3 disk failure? really? If this were running Raid I'd be a very very unhappy bunny. (Think watership down, rather than playboy). Thankfully, this is running Windows Home Server, will full duplication turned on.. with 3.5tb now 'missing' I know I'm going to lose some data, but I don't know which ;-) I do know the majority will survive..

So now, Im working through the 'drive removal' process, letting the server know that it's lost those fingers forever, and all the piano pieces it used to play using them, now needed re figuring out using its remaining fingers. The server understands, it takes it over 8 hours for each disk removal. You can almost hear it practicing and repracticing those tricky sections using its remaining fingers.

Once the process is complete, I'll go grab some more disks (probably have to be WD20EARS with a jumper on them to disable advanced format), and feed it back the space that it lost.

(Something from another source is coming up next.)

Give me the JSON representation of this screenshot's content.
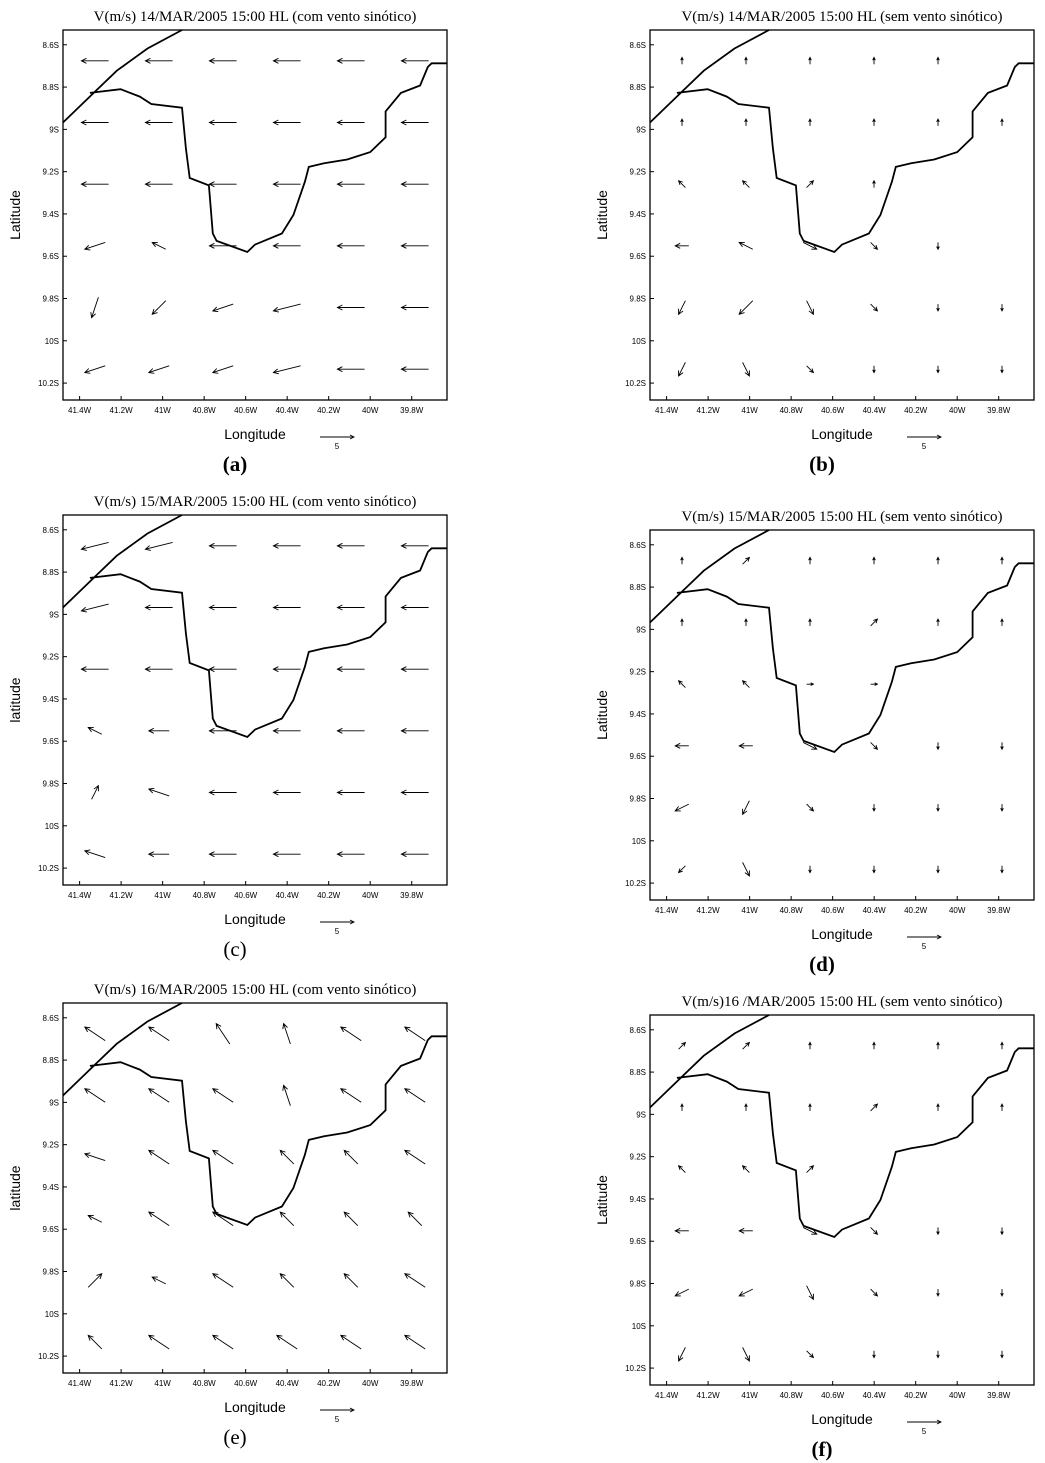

The other good news, is the 'failed' drives still spin up, although clearly they are taking a fair while to do so.. and Windows Home Server stores its data on each disk, as NTFS, the disks are mountable from another pc, where I'll be able to access & send much of any actually 'lost' data back to the server.

With duplication enabled for every share, I'll only lose files where the file & its duplicate were stored within the set of disks I'm removing. With 3.5tb total removed, that's a fairly large chunk of possible loss, but relatively small against the remaining 15tb or so.